We later realised that the reason for the diversion was the badly flooded village of Villegailhenc where sadly people had been killed by the highest floods since 1891.
We approached Carcassonne intending to use the aire outside the municipal campsite, but I had read a recent review that it had been closed due to the flooding, and as we approached it we could see it was barriered and taped off. It looked unaffected by the flooding but I could understand the caution as it is on level ground near the river. We drove around the southern part of Carcassonne a couple of times looking for an alternative parking spot, but on-street parking doesn’t appeal to us so we ended up driving slightly out of the city to the Lac de Cavayère where there is parking (no services) near the lake and park. We had another little leg stretching walk and then settled down for a blessedly alcohol free evening.
If we both had working bikes we could have cycled a long the cycle track from here back to Carcassonne, but Paul’s bike was still out of action. So the following morning we decided to drive to the bus and motorhome parking on the outskirts of the medieval city of Carcassonne. You can park overnight for free (between 10pm and 8am) but at other times you have to pay, the first half hour is free, but then the price goes up in 30 minute increments. You take a ticket on entry and then pay before you leave at a machine that takes credit cards as well as cash. I can see why they charge for parking as entry to the city is necessarily free, so this is their way to recoup the cost of maintenance of the ancient and heavily visited city.
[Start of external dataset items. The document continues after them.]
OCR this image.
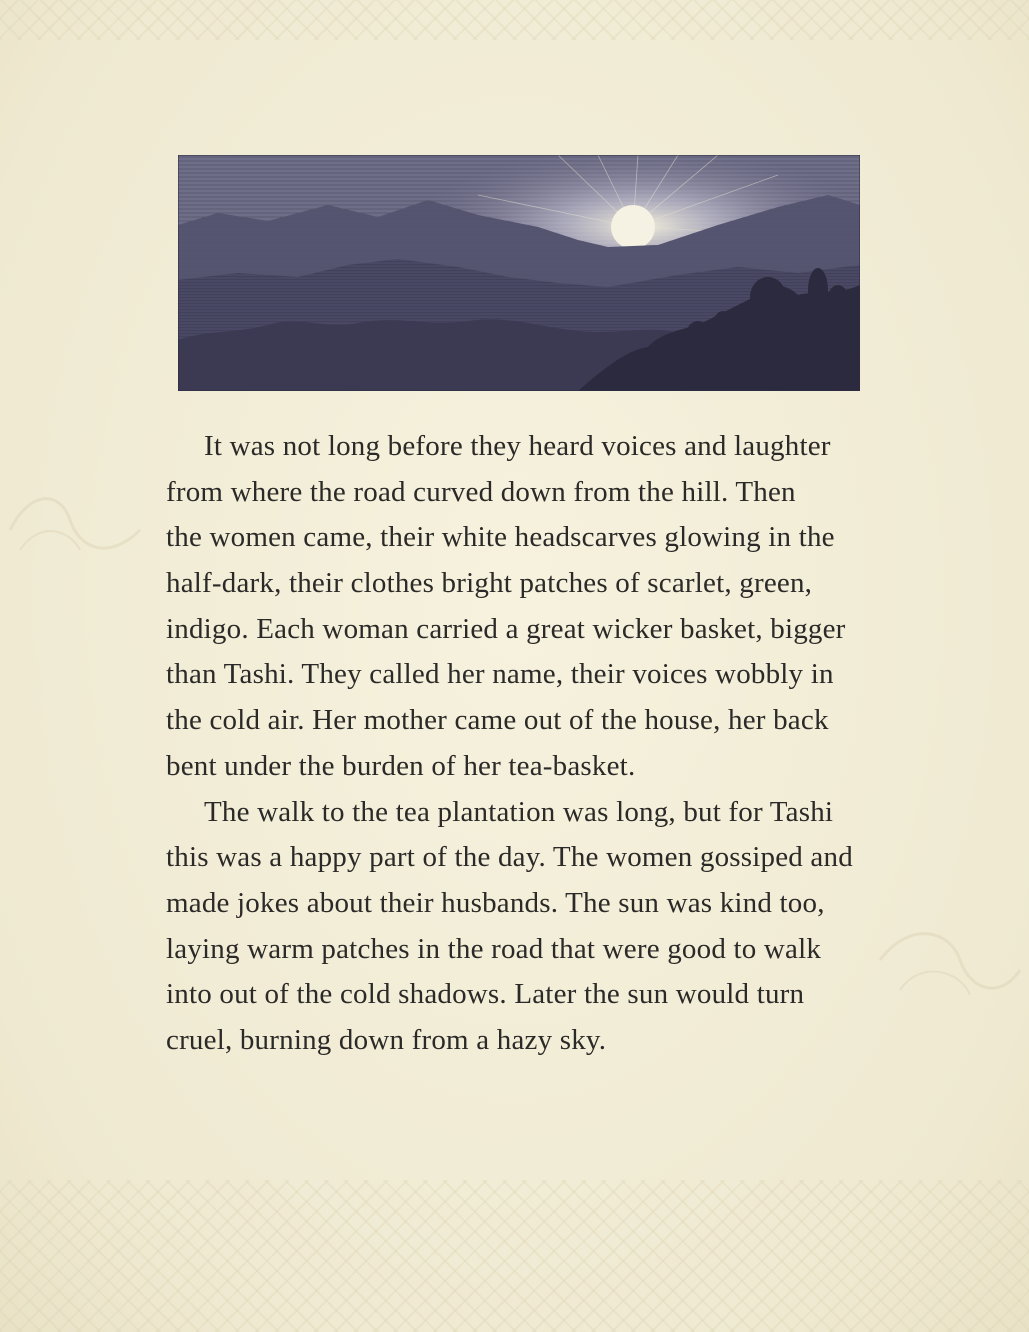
It was not long before they heard voices and laughter
from where the road curved down from the hill. Then
the women came, their white headscarves glowing in the
half-dark, their clothes bright patches of scarlet, green,
indigo. Each woman carried a great wicker basket, bigger
than Tashi. They called her name, their voices wobbly in
the cold air. Her mother came out of the house, her back
bent under the burden of her tea-basket.
The walk to the tea plantation was long, but for Tashi
this was a happy part of the day. The women gossiped and
made jokes about their husbands. The sun was kind too,
laying warm patches in the road that were good to walk
into out of the cold shadows. Later the sun would turn
cruel, burning down from a hazy sky.
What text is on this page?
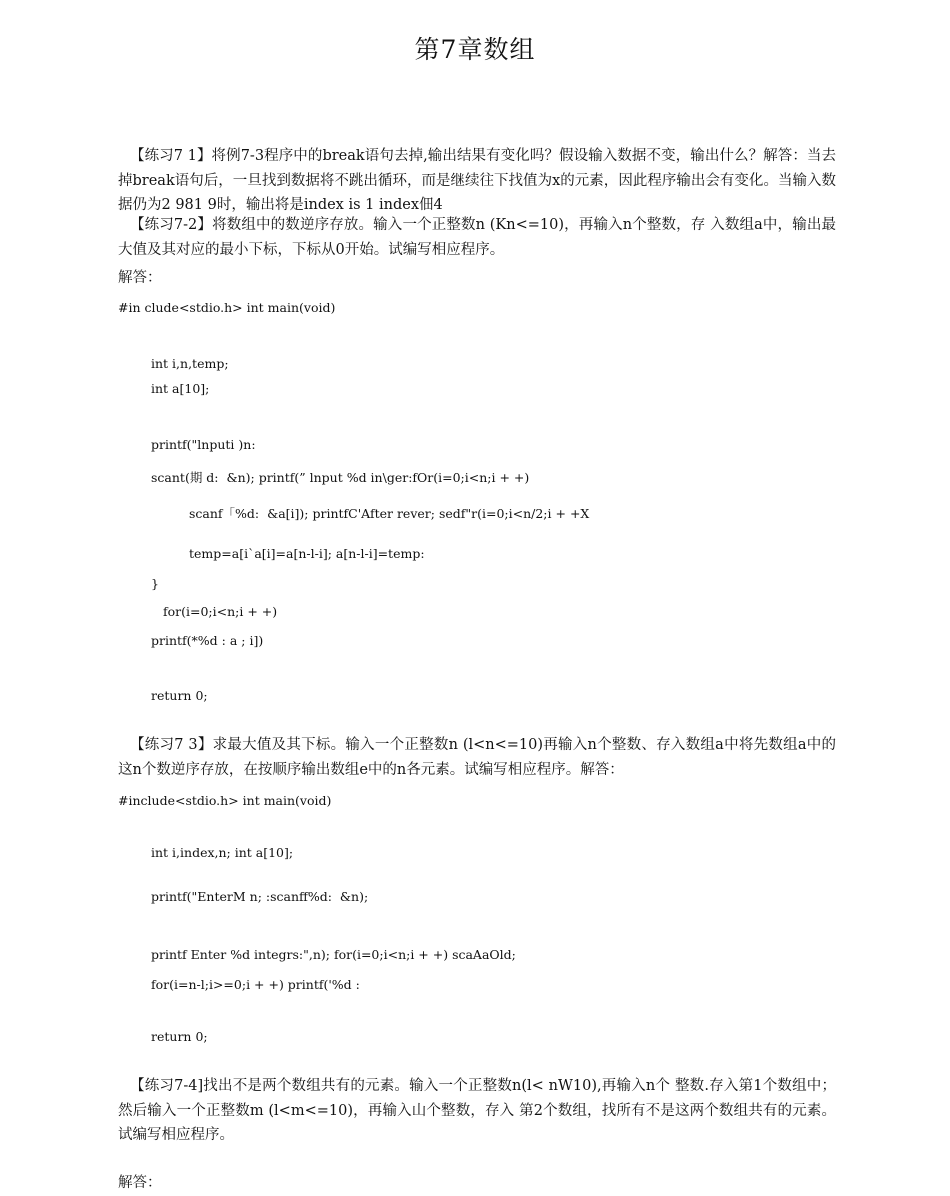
第7章数组

【练习7 1】将例7-3程序中的break语句去掉,输出结果有变化吗？假设输入数据不变，输出什么？解答：当去掉break语句后，一旦找到数据将不跳出循环，而是继续往下找值为x的元素，因此程序输出会有变化。当输入数据仍为2 981 9时，输出将是index is 1 index佃4

【练习7-2】将数组中的数逆序存放。输入一个正整数n (Kn<=10)，再输入n个整数，存 入数组a中，输出最大值及其对应的最小下标，下标从0开始。试编写相应程序。

解答：

#in clude<stdio.h> int main(void)
int i,n,temp;
int a[10];
printf("lnputi )n:
scant(期 d:  &n); printf(” lnput %d in\ger:fOr(i=0;i<n;i + +)
scanf「%d:  &a[i]); printfC'After rever; sedf"r(i=0;i<n/2;i + +X
temp=a[i`a[i]=a[n-l-i]; a[n-l-i]=temp:
}
for(i=0;i<n;i + +)
printf(*%d : a ; i])
return 0;

【练习7 3】求最大值及其下标。输入一个正整数n (l<n<=10)再输入n个整数、存入数组a中将先数组a中的这n个数逆序存放，在按顺序输出数组e中的n各元素。试编写相应程序。解答：

#include<stdio.h> int main(void)
int i,index,n; int a[10];
printf("EnterM n; :scanff%d:  &n);
printf Enter %d integrs:",n); for(i=0;i<n;i + +) scaAaOld;
for(i=n-l;i>=0;i + +) printf('%d :
return 0;

【练习7-4]找出不是两个数组共有的元素。输入一个正整数n(l< nW10),再输入n个 整数.存入第1个数组中；然后输入一个正整数m (l<m<=10)，再输入山个整数，存入 第2个数组，找所有不是这两个数组共有的元素。试编写相应程序。

解答：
We walked around the city, first of all taking the route between the two sets of city walls, an area known as ‘le lices’ where medieval knights would have trained. Parts of this area were blocked off, so we moved into the centre of the ‘cité’ where tourism abounds; restaurants, hotels and gift shops make up the majority of the buildings here. I wonder if anyone actually lives in the cité. We popped into the basilica to listen to the beautiful choral music that was being performed (‘you can buy a CD as you leave’) and generally wondered at the many towers and turrets of the citadel. It’s amazing to think that this city was once so derelict that it was recommended to be demolished. It’s now so perfectly restored that it feels almost sterile and Disney-esque.
However as we wandered around we found evidence that all was not well, the recent massive amount of rainfall had caused the collapse of a couple of small walls inside the cite, and had badly eroded some of the gravel paths through le lices and out to the town below. As we walked around the outside of the city, taking in views of the walls from below, we could see that parts of the mound that supports the city had been washed away. Workmen were busy shoring things up and making good. This is where our parking fees go.